Ik had ‘s nachts niet al te best geslapen. Ik was veel langdurig wakker geweest en had onrustig gedroomd. Ruim voor m’n wekker (6 uur) was ik wakker en begon ik met de gebruikelijke routine: een run naar het (hurk)toilet. Daarna begon ik zoetjesaan m’n tas te pakken.
Buiten op het terras werkten we tegen heug en meug ons ontbijt weg. Althans, we deden een poging…..
We hadden wederom een lange etappe van 20 km voor de boeg. En dat deden we opnieuw op een nagenoeg lege maag. Vandaag zaten er heeeeeel veel trappen in de tocht. Héél veel! Er kwam geen einde aan! Ook passeerden we een aantal grote landslides. En uiteraard de nodige hangbruggen, waarvan er eentje volgens Sander gevaarlijk naar links helde. Ik had er een hele voorstelling van gemaakt in m’n hoofd, waardoor het uiteindelijk 200% meeviel. Rond 12.30 uur hadden we de lunch. Voor mij wederom soep, ditmaal een sherpa-stew met veel groenten en een soort dikke pasta. Het was veel meer dan in m’n gekrompen maag paste.

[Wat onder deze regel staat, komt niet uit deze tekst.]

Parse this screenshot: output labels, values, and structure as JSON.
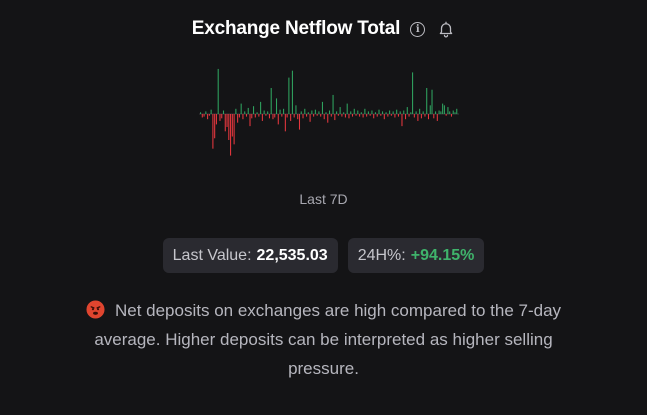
{
  "header": {
    "title": "Exchange Netflow Total"
  },
  "icons": {
    "info": "info-icon",
    "alert": "bell-icon",
    "sentiment": "angry-face-icon"
  },
  "chart_data": {
    "type": "bar",
    "title": "",
    "xlabel": "",
    "ylabel": "",
    "colors": {
      "positive": "#2fa35f",
      "negative": "#e5373e"
    },
    "values": [
      2,
      -4,
      -3,
      3,
      -6,
      -2,
      5,
      -40,
      -28,
      -12,
      52,
      -8,
      -5,
      4,
      -20,
      -15,
      -30,
      -48,
      -26,
      -35,
      6,
      -10,
      -4,
      12,
      -6,
      3,
      -3,
      7,
      -14,
      -5,
      9,
      -4,
      2,
      -3,
      14,
      -8,
      4,
      -2,
      3,
      -5,
      30,
      -6,
      -4,
      18,
      -12,
      5,
      -3,
      6,
      -20,
      -4,
      42,
      -8,
      50,
      -4,
      10,
      -6,
      -18,
      3,
      -5,
      6,
      -3,
      2,
      -9,
      4,
      -3,
      5,
      -2,
      3,
      -3,
      14,
      -6,
      2,
      -10,
      4,
      -3,
      22,
      -7,
      3,
      -2,
      8,
      -3,
      2,
      -4,
      12,
      -5,
      3,
      -3,
      6,
      -2,
      4,
      -3,
      2,
      -4,
      6,
      -3,
      3,
      -2,
      4,
      -5,
      2,
      -3,
      5,
      -2,
      3,
      -6,
      2,
      -3,
      4,
      -2,
      3,
      -4,
      5,
      -3,
      3,
      -14,
      4,
      -6,
      8,
      -3,
      2,
      48,
      -4,
      3,
      -8,
      6,
      -5,
      3,
      -3,
      30,
      -6,
      10,
      28,
      -5,
      3,
      -8,
      4,
      3,
      12,
      10,
      -2,
      8,
      3,
      -3,
      4,
      2,
      6
    ],
    "ylim": [
      -60,
      60
    ]
  },
  "range": {
    "label": "Last 7D"
  },
  "stats": {
    "last_value_label": "Last Value:",
    "last_value": "22,535.03",
    "change_label": "24H%:",
    "change_value": "+94.15%"
  },
  "message": {
    "text": "Net deposits on exchanges are high compared to the 7-day average. Higher deposits can be interpreted as higher selling pressure."
  }
}
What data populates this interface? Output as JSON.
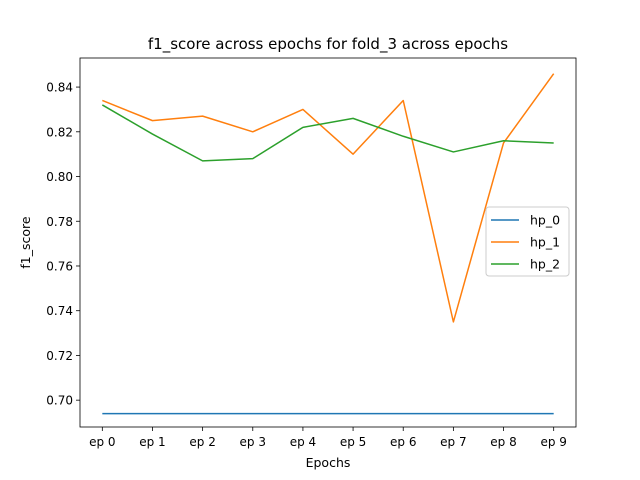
{
  "chart_data": {
    "type": "line",
    "title": "f1_score across epochs for fold_3 across epochs",
    "xlabel": "Epochs",
    "ylabel": "f1_score",
    "categories": [
      "ep 0",
      "ep 1",
      "ep 2",
      "ep 3",
      "ep 4",
      "ep 5",
      "ep 6",
      "ep 7",
      "ep 8",
      "ep 9"
    ],
    "ylim": [
      0.688,
      0.853
    ],
    "yticks": [
      0.7,
      0.72,
      0.74,
      0.76,
      0.78,
      0.8,
      0.82,
      0.84
    ],
    "ytick_labels": [
      "0.70",
      "0.72",
      "0.74",
      "0.76",
      "0.78",
      "0.80",
      "0.82",
      "0.84"
    ],
    "grid": false,
    "legend_position": "center-right",
    "series": [
      {
        "name": "hp_0",
        "color": "#1f77b4",
        "values": [
          0.694,
          0.694,
          0.694,
          0.694,
          0.694,
          0.694,
          0.694,
          0.694,
          0.694,
          0.694
        ]
      },
      {
        "name": "hp_1",
        "color": "#ff7f0e",
        "values": [
          0.834,
          0.825,
          0.827,
          0.82,
          0.83,
          0.81,
          0.834,
          0.735,
          0.815,
          0.846
        ]
      },
      {
        "name": "hp_2",
        "color": "#2ca02c",
        "values": [
          0.832,
          0.819,
          0.807,
          0.808,
          0.822,
          0.826,
          0.818,
          0.811,
          0.816,
          0.815
        ]
      }
    ]
  }
}
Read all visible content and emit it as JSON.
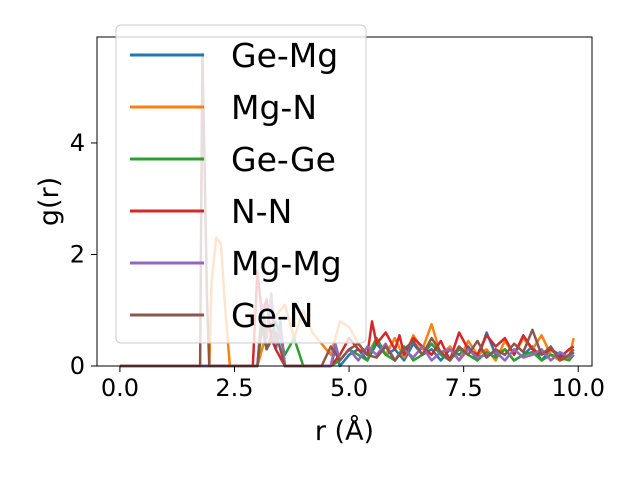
{
  "chart_data": {
    "type": "line",
    "title": "",
    "xlabel": "r (Å)",
    "ylabel": "g(r)",
    "xlim": [
      -0.5,
      10.3
    ],
    "ylim": [
      0,
      5.9
    ],
    "xticks": [
      0.0,
      2.5,
      5.0,
      7.5,
      10.0
    ],
    "xtick_labels": [
      "0.0",
      "2.5",
      "5.0",
      "7.5",
      "10.0"
    ],
    "yticks": [
      0,
      2,
      4
    ],
    "ytick_labels": [
      "0",
      "2",
      "4"
    ],
    "grid": false,
    "legend_position": "upper-left",
    "series": [
      {
        "name": "Ge-Mg",
        "color": "#1f77b4",
        "x": [
          0,
          3.0,
          3.1,
          3.2,
          3.3,
          3.4,
          3.5,
          3.6,
          3.8,
          4.0,
          4.6,
          4.7,
          4.8,
          5.0,
          5.2,
          5.4,
          5.6,
          5.8,
          6.0,
          6.2,
          6.4,
          6.6,
          6.8,
          7.0,
          7.2,
          7.4,
          7.6,
          7.8,
          8.0,
          8.2,
          8.4,
          8.6,
          8.8,
          9.0,
          9.2,
          9.4,
          9.6,
          9.8,
          9.9
        ],
        "y": [
          0,
          0,
          0.9,
          0.5,
          1.2,
          0.3,
          0.8,
          0,
          0,
          0,
          0,
          0.3,
          0,
          0.2,
          0.3,
          0.1,
          0.4,
          0.2,
          0.3,
          0.1,
          0.4,
          0.2,
          0.3,
          0.1,
          0.3,
          0.2,
          0.35,
          0.1,
          0.6,
          0.2,
          0.3,
          0.1,
          0.2,
          0.35,
          0.1,
          0.3,
          0.2,
          0.15,
          0.25
        ]
      },
      {
        "name": "Mg-N",
        "color": "#ff7f0e",
        "x": [
          0,
          1.95,
          2.0,
          2.1,
          2.2,
          2.3,
          2.4,
          2.6,
          3.0,
          3.2,
          3.4,
          3.6,
          3.8,
          4.0,
          4.2,
          4.4,
          4.6,
          4.8,
          5.0,
          5.2,
          5.4,
          5.6,
          5.8,
          6.0,
          6.2,
          6.4,
          6.6,
          6.8,
          7.0,
          7.2,
          7.4,
          7.6,
          7.8,
          8.0,
          8.2,
          8.4,
          8.6,
          8.8,
          9.0,
          9.2,
          9.4,
          9.6,
          9.8,
          9.9
        ],
        "y": [
          0,
          0,
          1.5,
          2.3,
          2.2,
          1.0,
          0,
          0,
          0,
          0.6,
          0.9,
          1.1,
          0.5,
          1.0,
          0.6,
          0.4,
          0.2,
          0.8,
          0.7,
          0.4,
          0.2,
          0.5,
          0.2,
          0.5,
          0.15,
          0.55,
          0.3,
          0.75,
          0.2,
          0.35,
          0.1,
          0.45,
          0.2,
          0.3,
          0.1,
          0.45,
          0.2,
          0.5,
          0.3,
          0.55,
          0.2,
          0.1,
          0.15,
          0.5
        ]
      },
      {
        "name": "Ge-Ge",
        "color": "#2ca02c",
        "x": [
          0,
          3.0,
          3.1,
          3.2,
          3.4,
          3.6,
          3.8,
          4.0,
          4.6,
          4.8,
          5.0,
          5.2,
          5.4,
          5.6,
          5.8,
          6.0,
          6.2,
          6.4,
          6.6,
          6.8,
          7.0,
          7.2,
          7.4,
          7.6,
          7.8,
          8.0,
          8.2,
          8.4,
          8.6,
          8.8,
          9.0,
          9.2,
          9.4,
          9.6,
          9.8,
          9.9
        ],
        "y": [
          0,
          0,
          0.7,
          0.3,
          0.8,
          0.2,
          0.5,
          0,
          0,
          0.1,
          0.3,
          0.2,
          0.1,
          0.5,
          0.2,
          0.1,
          0.35,
          0.1,
          0.2,
          0.4,
          0.2,
          0.1,
          0.3,
          0.2,
          0.1,
          0.25,
          0.15,
          0.3,
          0.1,
          0.2,
          0.25,
          0.1,
          0.2,
          0.15,
          0.1,
          0.2
        ]
      },
      {
        "name": "N-N",
        "color": "#d62728",
        "x": [
          0,
          2.9,
          3.0,
          3.1,
          3.2,
          3.3,
          3.4,
          3.6,
          4.6,
          4.8,
          5.0,
          5.2,
          5.4,
          5.5,
          5.6,
          5.8,
          6.0,
          6.1,
          6.2,
          6.4,
          6.6,
          6.8,
          7.0,
          7.2,
          7.4,
          7.6,
          7.8,
          8.0,
          8.2,
          8.4,
          8.6,
          8.8,
          9.0,
          9.2,
          9.4,
          9.6,
          9.8,
          9.9
        ],
        "y": [
          0,
          0,
          1.7,
          0.9,
          1.2,
          0.5,
          0.3,
          0,
          0,
          0.2,
          0.5,
          0.3,
          0.2,
          0.8,
          0.4,
          0.6,
          0.3,
          0.55,
          0.2,
          0.5,
          0.35,
          0.2,
          0.45,
          0.1,
          0.6,
          0.3,
          0.2,
          0.55,
          0.35,
          0.5,
          0.2,
          0.55,
          0.3,
          0.2,
          0.3,
          0.15,
          0.3,
          0.35
        ]
      },
      {
        "name": "Mg-Mg",
        "color": "#9467bd",
        "x": [
          0,
          3.0,
          3.1,
          3.2,
          3.3,
          3.4,
          3.5,
          3.6,
          4.6,
          4.7,
          4.8,
          5.0,
          5.2,
          5.4,
          5.6,
          5.8,
          6.0,
          6.2,
          6.4,
          6.6,
          6.8,
          7.0,
          7.2,
          7.4,
          7.6,
          7.8,
          8.0,
          8.2,
          8.4,
          8.6,
          8.8,
          9.0,
          9.2,
          9.4,
          9.6,
          9.8,
          9.9
        ],
        "y": [
          0,
          0,
          1.1,
          0.5,
          1.3,
          0.4,
          0.7,
          0,
          0,
          0.4,
          0.1,
          0.3,
          0.1,
          0.35,
          0.2,
          0.4,
          0.1,
          0.3,
          0.15,
          0.35,
          0.1,
          0.25,
          0.3,
          0.1,
          0.3,
          0.15,
          0.2,
          0.25,
          0.1,
          0.3,
          0.15,
          0.2,
          0.3,
          0.1,
          0.25,
          0.15,
          0.2
        ]
      },
      {
        "name": "Ge-N",
        "color": "#8c564b",
        "x": [
          0,
          1.75,
          1.8,
          1.85,
          1.9,
          1.95,
          2.0,
          3.0,
          3.1,
          3.2,
          3.4,
          3.6,
          4.4,
          4.6,
          4.8,
          5.0,
          5.2,
          5.4,
          5.6,
          5.8,
          6.0,
          6.2,
          6.4,
          6.6,
          6.8,
          7.0,
          7.2,
          7.4,
          7.6,
          7.8,
          8.0,
          8.2,
          8.4,
          8.6,
          8.8,
          9.0,
          9.2,
          9.4,
          9.6,
          9.8,
          9.9
        ],
        "y": [
          0,
          0,
          5.6,
          3.5,
          1.2,
          0,
          0,
          0,
          0.9,
          0.3,
          0.6,
          0,
          0,
          0.35,
          0.1,
          0.3,
          0.4,
          0.2,
          0.15,
          0.35,
          0.1,
          0.3,
          0.45,
          0.2,
          0.5,
          0.25,
          0.1,
          0.35,
          0.2,
          0.45,
          0.15,
          0.3,
          0.2,
          0.4,
          0.25,
          0.65,
          0.2,
          0.35,
          0.1,
          0.2,
          0.3
        ]
      }
    ]
  }
}
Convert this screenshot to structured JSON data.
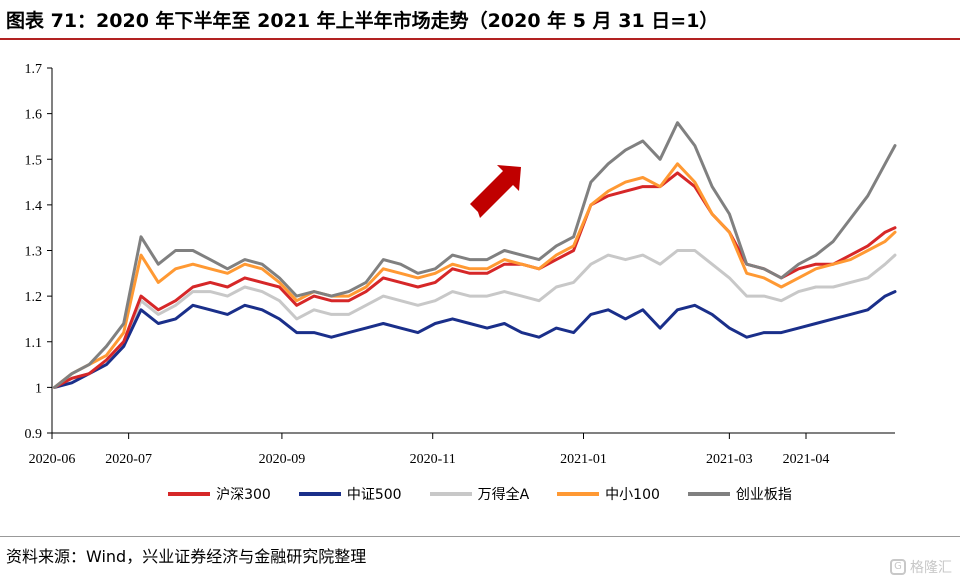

Jaloers keken we naar de groep naast ons, die grote kommen soep en grote borden gebakken aardappels zat weg te werken. Sjoerd zette ondertussen z’n verplegerskunsten in bij het dochtertje van de eigenaar van het eettentje. Ze had zich een dag eerder aan glas gesneden en het zag er allemaal niet heel schoon uit. Haar broer kreeg een armbandje van Sjoerd en was er superblij mee. Het was een gezellige lunch zo bij de familie. Die overigens een of andere drap zaten te eten, met een geur waarvan onze magen zich spontaan weer omkeerden. Dit was niet besteed aan Team Liquid, zoals we onszelf inmiddels hadden genoemd.
Net als de dag ervoor liep ik het tweede deel van de etappe, na de lunch, ook weer lekker. Helaas was het tijdens de lunch beginnen te spetteren. En het spetteren werd regen, dus de regenjassen en raincovers moesten te voorschijn gehaald. We liepen door het bos. Supermooi! Aan de overzijde van de berg zagen we wilde berggeiten, erg tof! Het laatste stuk was pittig, met opnieuw een hele lange ‘trap’, nat en modderig en met onmogelijk hoge stappen hier en daar.
En toen kwamen we eindelijk enigszins verkleumd aan in Namrung. De lodge waar we aanvankelijk heen wilden, was al vol. Dus we moesten uitwijken naar een andere. Maar die was ook meer dan prima, met een brandende kachel, een kop hete thee en een kaartspel. De natte shirts droogden we bij de kachel, want dat was vrij kansloos in het koude slaapkotje.